U.S. traffic deaths jumped in early 2022 to hit a 20-year high, federal transportation officials announced Wednesday.
More than 9,500 people were killed in traffic crashes within the first three months of the year, early estimates from the National Highway Traffic Safety Administration showed. The figure represents the highest number of first-quarter fatalities since 2002, the NHTSA said.
The death toll also represents an increase of about 7% compared with the 8,935 fatalities estimated for the same quarter in 2021.
While fatalities jumped nationwide, 19 states and Puerto Rico saw traffic deaths decline during the first quarter of 2022, the NHTSA said.
“The overall numbers are still moving in the wrong direction. Now is the time for all states to double down on traffic safety," NHTSA Administrator Steven Cliff said in a statement.
The findings come just months after the NHTSA released its estimate of traffic fatalities for all of 2021, projecting the highest number of fatalities since 2005 and the largest annual percentage increase in the Fatality Analysis Reporting System’s history.

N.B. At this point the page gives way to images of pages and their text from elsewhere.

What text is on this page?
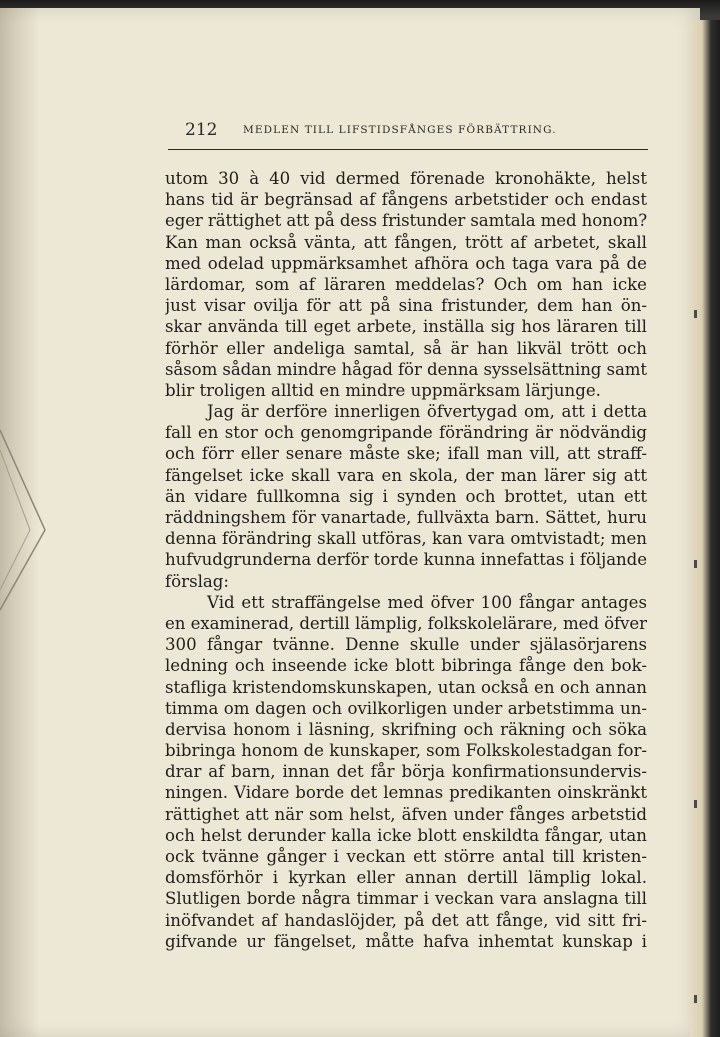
212 MEDLEN TILL LIFSTIDSFÅNGES FÖRBÄTTRING.
utom 30 à 40 vid dermed förenade kronohäkte, helst
hans tid är begränsad af fångens arbetstider och endast
eger rättighet att på dess fristunder samtala med honom?
Kan man också vänta, att fången, trött af arbetet, skall
med odelad uppmärksamhet afhöra och taga vara på de
lärdomar, som af läraren meddelas? Och om han icke
just visar ovilja för att på sina fristunder, dem han ön-
skar använda till eget arbete, inställa sig hos läraren till
förhör eller andeliga samtal, så är han likväl trött och
såsom sådan mindre hågad för denna sysselsättning samt
blir troligen alltid en mindre uppmärksam lärjunge.
Jag är derföre innerligen öfvertygad om, att i detta
fall en stor och genomgripande förändring är nödvändig
och förr eller senare måste ske; ifall man vill, att straff-
fängelset icke skall vara en skola, der man lärer sig att
än vidare fullkomna sig i synden och brottet, utan ett
räddningshem för vanartade, fullväxta barn. Sättet, huru
denna förändring skall utföras, kan vara omtvistadt; men
hufvudgrunderna derför torde kunna innefattas i följande
förslag:
Vid ett straffängelse med öfver 100 fångar antages
en examinerad, dertill lämplig, folkskolelärare, med öfver
300 fångar tvänne. Denne skulle under själasörjarens
ledning och inseende icke blott bibringa fånge den bok-
stafliga kristendomskunskapen, utan också en och annan
timma om dagen och ovilkorligen under arbetstimma un-
dervisa honom i läsning, skrifning och räkning och söka
bibringa honom de kunskaper, som Folkskolestadgan for-
drar af barn, innan det får börja konfirmationsundervis-
ningen. Vidare borde det lemnas predikanten oinskränkt
rättighet att när som helst, äfven under fånges arbetstid
och helst derunder kalla icke blott enskildta fångar, utan
ock tvänne gånger i veckan ett större antal till kristen-
domsförhör i kyrkan eller annan dertill lämplig lokal.
Slutligen borde några timmar i veckan vara anslagna till
inöfvandet af handaslöjder, på det att fånge, vid sitt fri-
gifvande ur fängelset, måtte hafva inhemtat kunskap i
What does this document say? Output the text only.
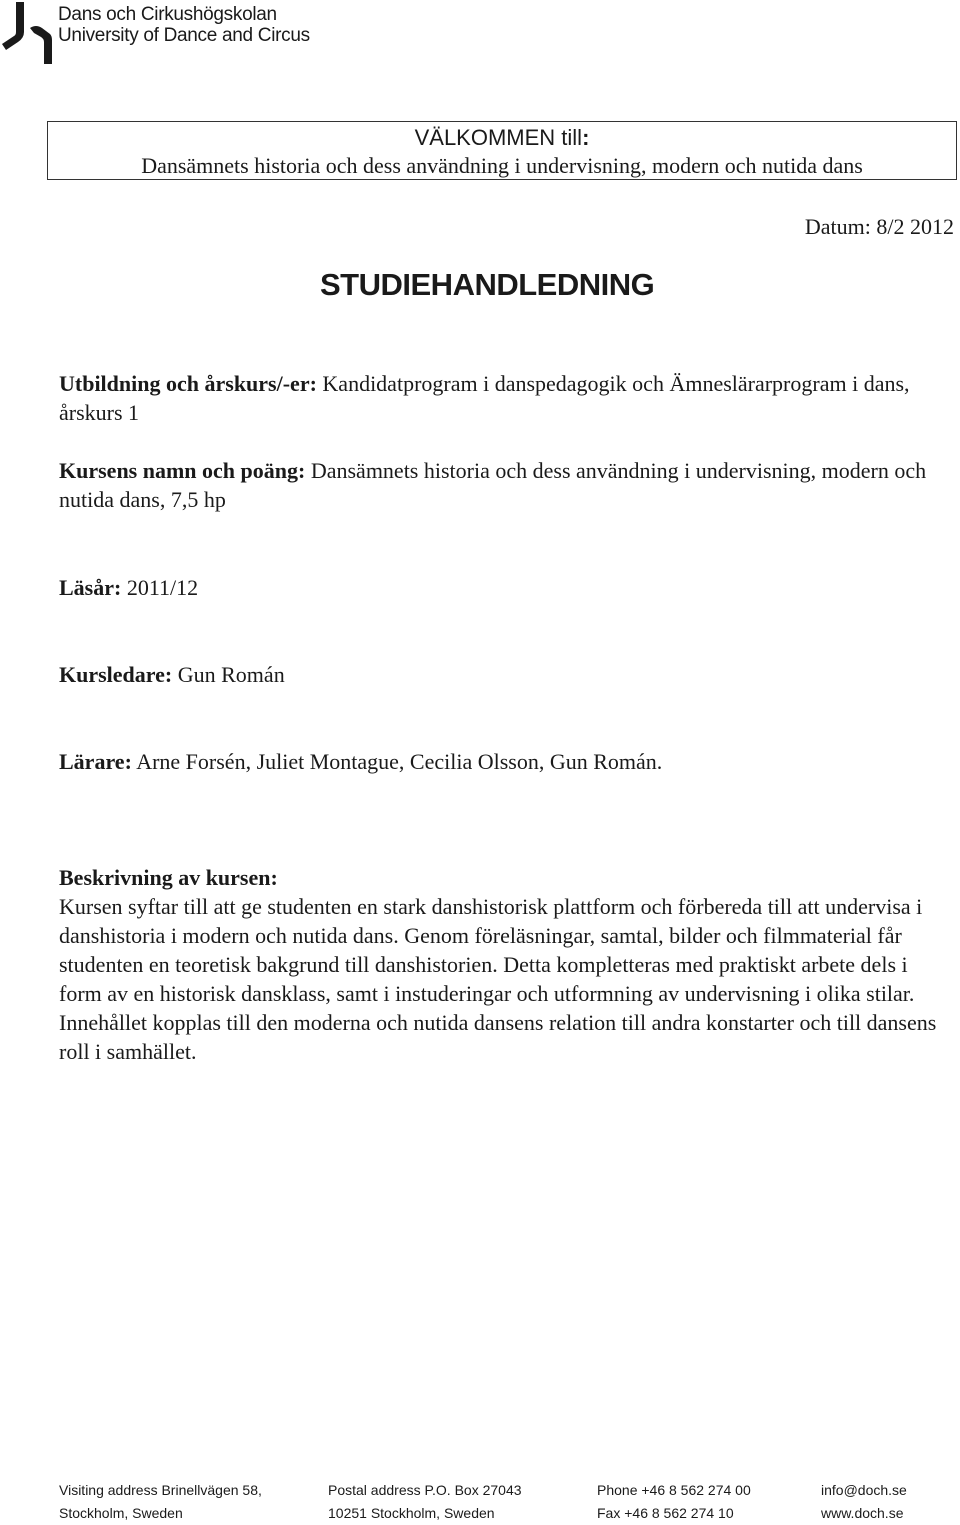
Dans och Cirkushögskolan
University of Dance and Circus
VÄLKOMMEN till:
Dansämnets historia och dess användning i undervisning, modern och nutida dans
Datum: 8/2 2012
STUDIEHANDLEDNING
Utbildning och årskurs/-er: Kandidatprogram i danspedagogik och Ämneslärarprogram i dans, årskurs 1
Kursens namn och poäng: Dansämnets historia och dess användning i undervisning, modern och nutida dans, 7,5 hp
Läsår: 2011/12
Kursledare: Gun Román
Lärare: Arne Forsén, Juliet Montague, Cecilia Olsson, Gun Román.
Beskrivning av kursen:
Kursen syftar till att ge studenten en stark danshistorisk plattform och förbereda till att undervisa i danshistoria i modern och nutida dans. Genom föreläsningar, samtal, bilder och filmmaterial får studenten en teoretisk bakgrund till danshistorien. Detta kompletteras med praktiskt arbete dels i form av en historisk dansklass, samt i instuderingar och utformning av undervisning i olika stilar. Innehållet kopplas till den moderna och nutida dansens relation till andra konstarter och till dansens roll i samhället.
Visiting address Brinellvägen 58,
Stockholm, Sweden
Postal address P.O. Box 27043
10251 Stockholm, Sweden
Phone +46 8 562 274 00
Fax +46 8 562 274 10
info@doch.se
www.doch.se
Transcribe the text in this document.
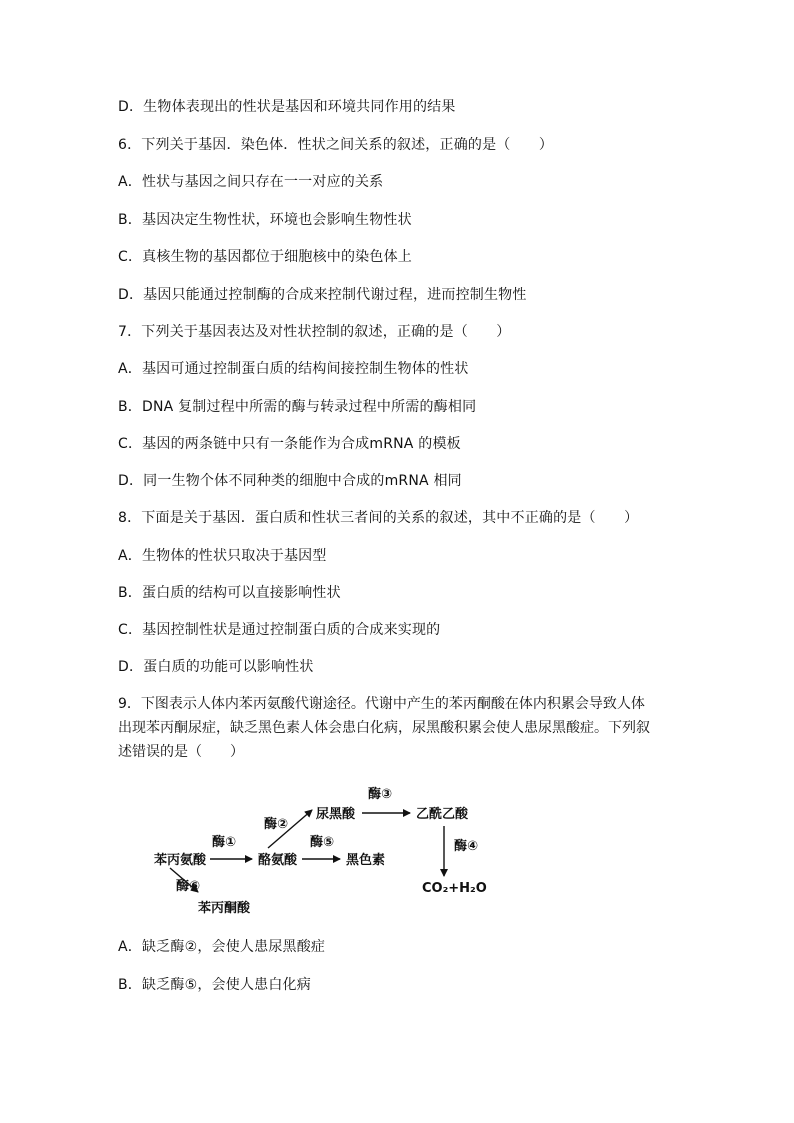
D．生物体表现出的性状是基因和环境共同作用的结果
6．下列关于基因．染色体．性状之间关系的叙述，正确的是（　　）
A．性状与基因之间只存在一一对应的关系
B．基因决定生物性状，环境也会影响生物性状
C．真核生物的基因都位于细胞核中的染色体上
D．基因只能通过控制酶的合成来控制代谢过程，进而控制生物性
7．下列关于基因表达及对性状控制的叙述，正确的是（　　）
A．基因可通过控制蛋白质的结构间接控制生物体的性状
B．DNA 复制过程中所需的酶与转录过程中所需的酶相同
C．基因的两条链中只有一条能作为合成mRNA 的模板
D．同一生物个体不同种类的细胞中合成的mRNA 相同
8．下面是关于基因．蛋白质和性状三者间的关系的叙述，其中不正确的是（　　）
A．生物体的性状只取决于基因型
B．蛋白质的结构可以直接影响性状
C．基因控制性状是通过控制蛋白质的合成来实现的
D．蛋白质的功能可以影响性状
9．下图表示人体内苯丙氨酸代谢途径。代谢中产生的苯丙酮酸在体内积累会导致人体
出现苯丙酮尿症，缺乏黑色素人体会患白化病，尿黑酸积累会使人患尿黑酸症。下列叙
述错误的是（　　）
苯丙氨酸	酪氨酸
尿黑酸	乙酰乙酸
黑色素
苯丙酮酸
CO₂+H₂O
酶①
酶②
酶③
酶④
酶⑤
酶⑥
A．缺乏酶②，会使人患尿黑酸症
B．缺乏酶⑤，会使人患白化病
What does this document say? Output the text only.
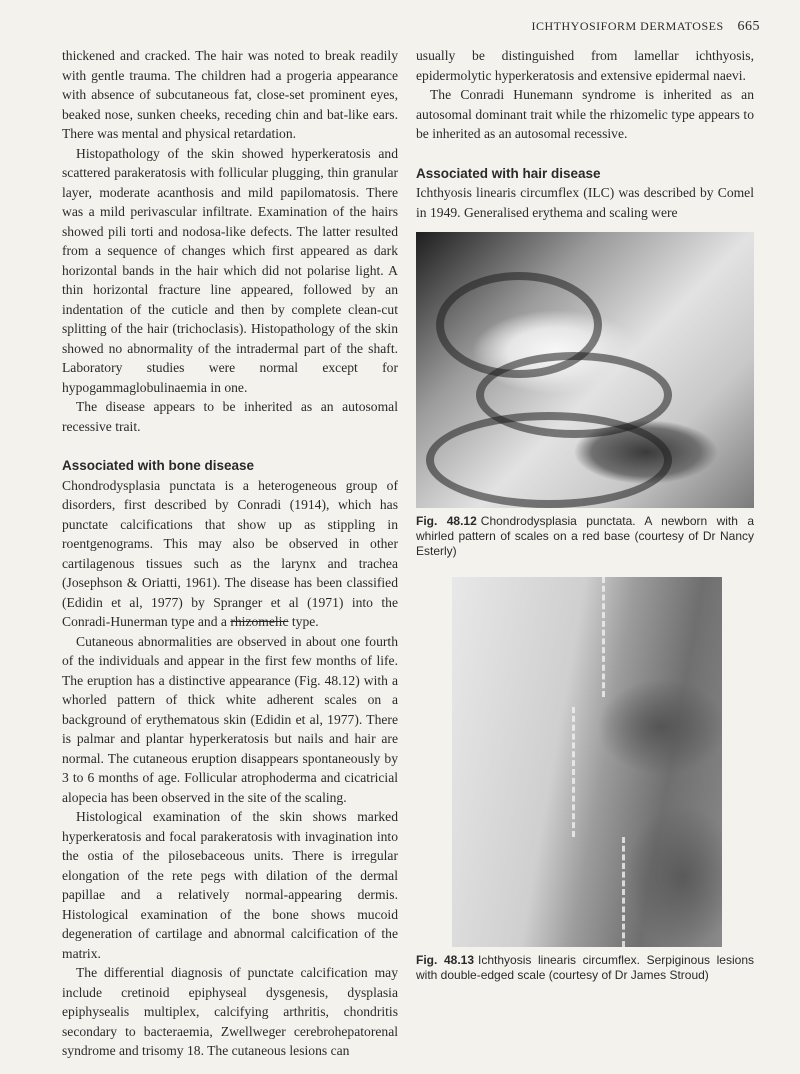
ICHTHYOSIFORM DERMATOSES 665

thickened and cracked. The hair was noted to break readily with gentle trauma. The children had a progeria appearance with absence of subcutaneous fat, close-set prominent eyes, beaked nose, sunken cheeks, receding chin and bat-like ears. There was mental and physical retardation.

Histopathology of the skin showed hyperkeratosis and scattered parakeratosis with follicular plugging, thin granular layer, moderate acanthosis and mild papilomatosis. There was a mild perivascular infiltrate. Examination of the hairs showed pili torti and nodosa-like defects. The latter resulted from a sequence of changes which first appeared as dark horizontal bands in the hair which did not polarise light. A thin horizontal fracture line appeared, followed by an indentation of the cuticle and then by complete clean-cut splitting of the hair (trichoclasis). Histopathology of the skin showed no abnormality of the intradermal part of the shaft. Laboratory studies were normal except for hypogammaglobulinaemia in one.

The disease appears to be inherited as an autosomal recessive trait.

Associated with bone disease

Chondrodysplasia punctata is a heterogeneous group of disorders, first described by Conradi (1914), which has punctate calcifications that show up as stippling in roentgenograms. This may also be observed in other cartilagenous tissues such as the larynx and trachea (Josephson & Oriatti, 1961). The disease has been classified (Edidin et al, 1977) by Spranger et al (1971) into the Conradi-Hunerman type and a rhizomelic type.

Cutaneous abnormalities are observed in about one fourth of the individuals and appear in the first few months of life. The eruption has a distinctive appearance (Fig. 48.12) with a whorled pattern of thick white adherent scales on a background of erythematous skin (Edidin et al, 1977). There is palmar and plantar hyperkeratosis but nails and hair are normal. The cutaneous eruption disappears spontaneously by 3 to 6 months of age. Follicular atrophoderma and cicatricial alopecia has been observed in the site of the scaling.

Histological examination of the skin shows marked hyperkeratosis and focal parakeratosis with invagination into the ostia of the pilosebaceous units. There is irregular elongation of the rete pegs with dilation of the dermal papillae and a relatively normal-appearing dermis. Histological examination of the bone shows mucoid degeneration of cartilage and abnormal calcification of the matrix.

The differential diagnosis of punctate calcification may include cretinoid epiphyseal dysgenesis, dysplasia epiphysealis multiplex, calcifying arthritis, chondritis secondary to bacteraemia, Zwellweger cerebrohepatorenal syndrome and trisomy 18. The cutaneous lesions can

usually be distinguished from lamellar ichthyosis, epidermolytic hyperkeratosis and extensive epidermal naevi.

The Conradi Hunemann syndrome is inherited as an autosomal dominant trait while the rhizomelic type appears to be inherited as an autosomal recessive.

Associated with hair disease

Ichthyosis linearis circumflex (ILC) was described by Comel in 1949. Generalised erythema and scaling were

Fig. 48.12 Chondrodysplasia punctata. A newborn with a whirled pattern of scales on a red base (courtesy of Dr Nancy Esterly)
Fig. 48.13 Ichthyosis linearis circumflex. Serpiginous lesions with double-edged scale (courtesy of Dr James Stroud)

According to the NHTSA, an estimated 42,915 people died in motor vehicle crashes last year, representing a 10.5% increase from the 38,824 fatalities in 2020.
"Behind each of these numbers is a life tragically lost, and a family left behind," the administration said in a release announcing the 2021 figure back in May.
At the time, U.S. Transportation Secretary Pete Buttigieg said the deaths represented a "crisis on America's roadways that we must address together."
The Department of Transportation has announced a number of initiatives to curb the trend.
Public health experts have suggested that the sudden rise in deaths on U.S. roads appeared to be linked to the Covid pandemic, which left millions of people feeling isolated and stressed out.
“While there is no one causative factor, the reckless behavior is likely the confluence of increased drug and alcohol use, lack of safety constraints (like seat belts and texting), and greater opportunities for speeding and reckless driving given still fewer cars on the road, which is linked to feelings of liberation,” Karl Minges, interim dean at the University of New Haven’s School of Health Sciences, said last October.